For decades we have worked with attitudinal measures to justify advertising spend, especially in television, where behavioral measurement has been lacking. Studies and tools have focused almost exclusively on using attitude or “intent” to justify investment or success. The problem is that these studies and tools can be wrong. Intent to purchase is not a purchase, and one doesn’t always correlate with the other. But if it’s all you’ve got, then you run with it.
Fortunately, there are changes happening within television media measurement that will provide the behavioral component that we all need.
Predicting revenue through advanced analytics
Over the past 24 months a number of companies have been applying advanced analytics to both media mix modeling and individual channel optimization. These services solve the behavioral problem by applying a “top-down” solution using various forms of regression analysis, connecting investment to sales and revenue. It’s still early days for these solutions, but they are evolving fast and promise to deliver a far better predictor of revenue than a measurement of intent.
The challenge with these solutions is that they typically operate in a black box due to use of proprietary algorithms and IP issues. When brands receive the output of the studies, the first question is typically “Do we trust it?”
That’s a fair question when you don’t have other evidence to corroborate results. These tools will accelerate in usage as they become validated, which may involve running the models where channel mix and attribution are known quantities.
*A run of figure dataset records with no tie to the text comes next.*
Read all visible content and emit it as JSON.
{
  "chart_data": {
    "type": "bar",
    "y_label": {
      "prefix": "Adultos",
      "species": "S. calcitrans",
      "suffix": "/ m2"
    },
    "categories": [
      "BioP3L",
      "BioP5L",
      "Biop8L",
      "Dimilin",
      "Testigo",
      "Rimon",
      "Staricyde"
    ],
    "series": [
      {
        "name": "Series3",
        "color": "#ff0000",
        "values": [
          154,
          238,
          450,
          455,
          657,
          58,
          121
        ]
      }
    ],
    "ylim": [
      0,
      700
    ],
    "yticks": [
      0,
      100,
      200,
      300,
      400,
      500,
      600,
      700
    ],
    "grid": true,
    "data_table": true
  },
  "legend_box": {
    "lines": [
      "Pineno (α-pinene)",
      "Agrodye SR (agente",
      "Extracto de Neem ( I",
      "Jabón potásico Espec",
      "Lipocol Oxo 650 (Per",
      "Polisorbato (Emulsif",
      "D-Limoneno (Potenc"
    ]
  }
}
Delivering insights through advanced TV
The emergence of advanced TV data sets from cable set -op boxes and connected TVs holds great promise for delivering behavior-based media planning insights, as well as an ability to connect viewing to direct behavioral engagement.
By matching first-party CRM data to direct viewing behavior, you have the potential to short-circuit targeting exercises by simply understanding what your customers watch, independent of knowing who they are. Now you view indices for viewing based on real behavior — not answers to survey questions or a lot of assumptions about target makeup.
These same data sets, when coupled with household device graphs and tracking tags, can also provide reporting on engagement and interactions with brands. The analytics associated with them potentially show attribution to station, daypart, and program, and can even reveal optimal frequency models unique to a campaign.
The problem with these data sets is that they are too small for many advertisers to utilize, often only representing a few percentage points of total households. Large volumes of first-party data and a significant amount of advertising have to be run in order to get results that are meaningful, accurate, and granular.
Some advanced targeting solutions have been tied to black boxes of media inventory or require a media buy as part of the service. This practice, which is a component of today’s programmatic TV, will most likely fade away. Unlike digital, there is no need to bundle advanced targeting and measurement with a specific media buying platform along with TV.
Certainly the evolution of analytics, targeting, and attribution are all headed in the right direction. The strategy of focusing on behavior vs. intent will reveal far greater insights and accuracy than ever before.
There will always be a critical role for measuring brand health — but it needs to be complemented by behavioral measures that correlate investment to revenue. Otherwise, you may wake up one morning realizing the revenue you see going down today is in stark contrast with the measure of intent you saw going up yesterday.